Французская революция заключала в себе не просто истину об общественной жизни, не только "живую веру" в прогресс и другие новоевропейские идеалы. Как сокрушительная критика предшествовавшего исторического опыта, как жестокая историческая самокритика новой цивилизации она вносила в русскую общественную мысль мощное турбулентное начало, ставя порой под вопрос само заимствование европейского опыта и самое принадлежность России к Европе. Неся в себе многообразное историческое знание, революция во Франции одновременно оказывалась могущественным фактором становления исторического сознания российского общества и развития его самосознания.

Подобно Св. Писанию для одних, "сатанинской книге" для других, революционное наследие Франции образовало идейный дискурс, в контексте которого происходила кристаллизация важнейших общественно-политических направлений в дореформенной и особенно в пореформенной России. в жестко конфронтационных дискуссиях на "французскую тему" между отечественными радикалами, либералами, консерваторами воспроизводилась динамика революционной борьбы, "подогревая" формировавшееся национальное сознание и придавая (среди прочих обстоятельств) развитию общественной мысли страны выразительные черты политического экстремизма и идеологической непримиримости. Вместе с тем в этих конфронтациях происходило приспособление заимствованного западноевропейского опыта к реальностям евразиатской империи(15).

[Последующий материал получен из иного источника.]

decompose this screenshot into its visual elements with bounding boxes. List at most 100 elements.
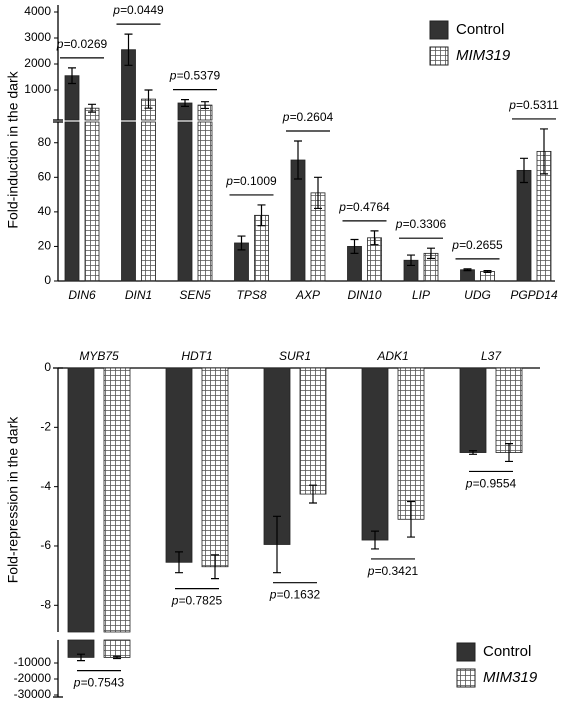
p-prefix: p=	[269, 588, 284, 602]
y-tick-label: -30000	[14, 687, 52, 701]
p-prefix: p=	[282, 110, 297, 124]
category-label: DIN1	[125, 288, 152, 302]
bar	[495, 367, 523, 453]
bar-continuation	[121, 121, 136, 282]
p-prefix: p=	[171, 594, 186, 608]
p-prefix: p=	[56, 37, 71, 51]
bar-continuation	[141, 121, 156, 282]
error-bar	[370, 230, 379, 246]
p-prefix: p=	[338, 200, 353, 214]
bar	[460, 269, 475, 282]
bar-continuation	[64, 121, 80, 282]
p-value: p=0.0269	[56, 37, 108, 51]
error-bar	[124, 33, 133, 66]
p-prefix: p=	[508, 98, 523, 112]
p-value: p=0.2655	[451, 238, 503, 252]
y-tick-label: -20000	[14, 671, 52, 685]
bar	[201, 367, 229, 568]
category-label: SEN5	[179, 288, 211, 302]
error-bar	[463, 268, 472, 272]
bar	[361, 367, 389, 541]
bar-continuation	[177, 121, 193, 282]
legend-label: MIM319	[456, 47, 511, 64]
p-prefix: p=	[112, 3, 127, 17]
p-number: 0.2655	[466, 238, 503, 252]
bar-continuation	[84, 121, 100, 282]
p-value: p=0.7825	[171, 594, 223, 608]
p-value: p=0.4764	[338, 200, 390, 214]
p-prefix: p=	[451, 238, 466, 252]
legend-swatch	[456, 642, 476, 662]
p-prefix: p=	[169, 69, 184, 83]
y-tick-label: 3000	[24, 30, 51, 44]
error-bar	[68, 67, 76, 85]
p-value: p=0.0449	[112, 3, 164, 17]
error-bar	[294, 140, 302, 180]
y-tick-label: 0	[44, 273, 51, 287]
p-number: 0.0269	[70, 37, 107, 51]
error-bar	[77, 653, 85, 662]
p-value: p=0.7543	[73, 676, 125, 690]
category-label: UDG	[464, 288, 491, 302]
p-number: 0.4764	[353, 200, 390, 214]
bar	[516, 169, 532, 282]
bar	[459, 367, 487, 453]
error-bar	[314, 176, 322, 210]
y-tick-label: 40	[38, 204, 52, 218]
legend-label: Control	[483, 643, 531, 660]
bar	[299, 367, 327, 495]
p-prefix: p=	[225, 174, 240, 188]
error-bar	[371, 530, 379, 550]
bar-continuation	[67, 367, 95, 633]
category-label: L37	[481, 349, 502, 363]
error-bar	[520, 157, 528, 184]
p-value: p=0.3421	[367, 564, 419, 578]
y-tick-label: 20	[38, 239, 52, 253]
y-axis-label: Fold-induction in the dark	[5, 70, 21, 228]
y-tick-label: -10000	[14, 655, 52, 669]
legend-swatch	[429, 46, 449, 66]
y-tick-label: -4	[40, 479, 51, 493]
category-label: AXP	[295, 288, 320, 302]
bar-continuation	[103, 367, 131, 633]
error-bar	[540, 128, 548, 175]
error-bar	[407, 254, 415, 267]
p-number: 0.5311	[523, 98, 559, 112]
y-tick-label: -6	[40, 538, 51, 552]
category-label: HDT1	[181, 349, 212, 363]
error-bar	[211, 554, 219, 580]
p-prefix: p=	[367, 564, 382, 578]
legend-swatch	[429, 20, 449, 40]
p-number: 0.9554	[479, 477, 516, 491]
p-number: 0.7543	[87, 676, 124, 690]
category-label: MYB75	[79, 349, 119, 363]
error-bar	[350, 238, 359, 254]
bar	[263, 367, 291, 545]
p-number: 0.1009	[240, 174, 277, 188]
bar	[103, 639, 131, 658]
y-tick-label: 1000	[24, 82, 51, 96]
legend-label: Control	[456, 21, 504, 38]
p-number: 0.0449	[127, 3, 164, 17]
y-tick-label: 4000	[24, 4, 51, 18]
bar-continuation	[197, 121, 213, 282]
error-bar	[181, 99, 189, 107]
error-bar	[144, 89, 153, 109]
category-label: TPS8	[236, 288, 266, 302]
p-value: p=0.9554	[465, 477, 517, 491]
p-number: 0.3306	[409, 217, 446, 231]
p-number: 0.2604	[296, 110, 333, 124]
y-tick-label: 60	[38, 169, 52, 183]
legend-swatch	[456, 668, 476, 688]
y-tick-label: -8	[40, 597, 51, 611]
y-tick-label: 2000	[24, 56, 51, 70]
category-label: DIN10	[347, 288, 381, 302]
y-tick-label: -2	[40, 419, 51, 433]
legend-label: MIM319	[483, 669, 538, 686]
error-bar	[175, 551, 183, 574]
p-prefix: p=	[465, 477, 480, 491]
bar	[397, 367, 425, 520]
error-bar	[469, 450, 477, 455]
bar	[165, 367, 193, 563]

Принимая либо отвергая революцию, любой из общественных деятелей-мыслителей России придавал ей то толкование, которое было ориентировано на судьбу страны, а, следовательно, в той или иной мере, обусловлено ее историческим опытом. Отталкиваясь от критической переоценки революционного и постреволюционного опыта Франции, ее почитатели Карамзин и Герцен выступали с обоснованием российской самобытности. Со своей стороны, виднейшие сторонники исключительности не отрицали всемирного масштаба Французской революции(16).

В многостороннем взаимодействии идей и жестком противостоянии общественных сил, на почве критического осмысления революции и постреволюционного развития Франции, в терзаниях выработки собственного представления о будущем российское общество переходило от рецепции к интериоризации чужеземного исторического опыта, которая позволила В.О.Ключевскому констатировать: со времени Французской революции "наша история столько же входит в состав западноевропейской, сколько западноевропейская в состав нашей" (17).

Движущей осью процесса было восприятие связи между революцией XVIII в. и той цивилизацией, которая ассоциируется с наступлением Нового времени (18). Именно эта связь, очевидная в субстанционном аспекте (19), оказалась под сомнением при аксиологическом и, в конечном счете, нравственно-этическом подходе. Соответствие или скорее несоответствие ценностного, цивилизационного содержания революции той борьбе, которая развернулась за утверждение этих ценностей, а затем и ее последствиям, результатам революции сделалось, начиная с Радищева и Карамзина, предметом напряженных и мучительных размышлений.

"Кто более нашего славил преимущества осьмого-надесять века: свет философии, смягчение нравов, тонкость разума и чувства, размножение жизненных удовольствий, всеместное распространение духа общественности, теснейшую и сдружелюбнейшую связь народов, кротость правлений? - писал Карамзин. - ... Конец нашего века почитали мы концом главнейших бедствий человечества и думали, что в нем последует важное, общее соединение теории с практикой, умозрения с деятельностью, что люди, уверясь нравственным образом в изящности законов чистого разума, начнут исполнять их во всей точности... Где теперь сия утешительная система?... Она разрушилась в своем основании!... Где люди, которых мы любили? Где плод наук и мудрости?... Век просвещения, я не узнаю тебя -- в крови и пламени не узнаю тебя - среди убийств и разрушения не узнаю тебя!" (20).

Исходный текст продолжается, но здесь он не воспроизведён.